The Combination Sum III problem asks you to find all unique combinations of k numbers that add up to a given number n, using only numbers from 1 to 9. Each number can be used at most once in each combination, and the solution set must not contain duplicate combinations.

• You must select exactly k numbers.
• Each number must be from 1 to 9, inclusive.
• Each number can be used only once per combination (no repeats).
• Return all possible valid combinations in any order.

For example, if k = 3 and n = 7, the answer is [[1,2,4]] since 1 + 2 + 4 = 7 and all numbers are unique and within 1-9.

Thought Process

When approaching this problem, the first idea is often to try all possible combinations of numbers from 1 to 9 and check which ones sum to n and have exactly k elements. However, this brute-force approach is inefficient because the number of combinations grows rapidly as k increases.

To optimize, we can use backtracking—a systematic way to build up combinations and abandon them early if they can't possibly lead to a solution. Backtracking is like exploring a decision tree: at each node, we decide whether to include a number, and we stop exploring a path as soon as it becomes invalid (for example, if the sum exceeds n or the combination gets too long).

This approach avoids unnecessary work and ensures that each combination is built in a way that meets the constraints, without duplicates or repeated numbers.

Solution Approach

We'll use a backtracking algorithm to efficiently generate all valid combinations:

1. Start with an empty combination and a sum of 0.
2. Iterate numbers from 1 to 9, starting from the last number used plus one to ensure that each number is only used once and combinations are unique (no reordering).
3. Add the current number to the combination and update the sum.
4. Check for two base cases:
   • If the combination's length is k and the sum is n, add it to the results.
   • If the combination's length exceeds k or the sum exceeds n, stop exploring this path (prune the branch).
5. Recursively continue with the next number (increment the starting point to avoid using the same number again).
6. Backtrack: Remove the last number added and try the next possibility.

This method ensures we only explore valid paths and efficiently find all unique combinations.

Example Walkthrough

Let's walk through the process for k = 3 and n = 9:

1. Start with an empty list [] and total 0.
2. Try adding 1: [1], total 1.
   • Add 2: [1,2], total 3.
   • Add 3: [1,2,3], total 6. Not enough, try next number.
   • Add 4: [1,2,4], total 7. Still not enough, try next.
   • Add 5: [1,2,5], total 8.
   • Add 6: [1,2,6], total 9. Now length is 3 and total is 9, so [1,2,6] is a valid combination.
   • Backtrack and try other possibilities, e.g. [1,3,5] = 9, so add that.
3. Repeat this process for all starting numbers, always skipping numbers already used and stopping early if the sum or length is too high.
4. Final output: [[1,2,6], [1,3,5], [2,3,4]].
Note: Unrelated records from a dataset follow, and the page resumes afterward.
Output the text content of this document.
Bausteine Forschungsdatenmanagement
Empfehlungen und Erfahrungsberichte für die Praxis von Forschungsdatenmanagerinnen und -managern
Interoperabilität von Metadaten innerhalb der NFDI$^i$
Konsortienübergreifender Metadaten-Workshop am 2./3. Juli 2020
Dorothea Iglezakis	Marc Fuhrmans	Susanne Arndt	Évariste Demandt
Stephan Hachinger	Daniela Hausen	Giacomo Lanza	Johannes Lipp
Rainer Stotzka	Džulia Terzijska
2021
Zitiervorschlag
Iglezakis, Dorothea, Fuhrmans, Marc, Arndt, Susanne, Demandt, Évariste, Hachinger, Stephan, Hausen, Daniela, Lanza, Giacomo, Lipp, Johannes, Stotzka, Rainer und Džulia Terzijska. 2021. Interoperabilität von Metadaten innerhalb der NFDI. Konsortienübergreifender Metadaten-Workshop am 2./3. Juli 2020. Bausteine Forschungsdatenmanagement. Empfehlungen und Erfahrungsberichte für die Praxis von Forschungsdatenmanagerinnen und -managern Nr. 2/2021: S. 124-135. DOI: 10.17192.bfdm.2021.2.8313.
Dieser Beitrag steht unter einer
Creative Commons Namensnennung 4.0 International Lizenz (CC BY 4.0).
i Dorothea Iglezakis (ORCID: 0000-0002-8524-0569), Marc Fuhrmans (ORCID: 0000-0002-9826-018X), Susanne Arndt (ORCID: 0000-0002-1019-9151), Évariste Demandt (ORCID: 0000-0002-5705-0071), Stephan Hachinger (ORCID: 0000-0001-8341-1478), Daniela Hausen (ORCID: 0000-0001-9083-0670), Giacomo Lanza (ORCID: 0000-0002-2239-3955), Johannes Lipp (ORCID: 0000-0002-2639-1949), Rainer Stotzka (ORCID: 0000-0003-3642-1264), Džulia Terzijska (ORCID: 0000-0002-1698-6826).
Each step only explores valid paths, efficiently finding all solutions.

Time and Space Complexity

Brute-force approach: Would try all subsets of 1-9, which is 2^9 = 512 possible combinations. For each, check if length is k and sum is n. This is inefficient as k grows.

Optimized backtracking approach:

• The search space is reduced by pruning: we stop as soon as the sum exceeds n or the length exceeds k.
• In the worst case, we still explore combinations of up to 9 elements, but practical performance is much better due to pruning.
• Time complexity is O(C(9, k)) (number of ways to choose k numbers from 9), since each valid combination is generated once.
• Space complexity is O(k) for the recursion stack and up to O(C(9, k) * k) for storing all results.

Summary

The Combination Sum III problem is an excellent example of how backtracking can be used to efficiently generate all valid combinations under strict constraints. By pruning invalid paths early and ensuring each number is used at most once, we avoid unnecessary work and guarantee uniqueness of combinations. The solution is elegant because it leverages the structure of the problem to minimize computation, making it both efficient and easy to understand.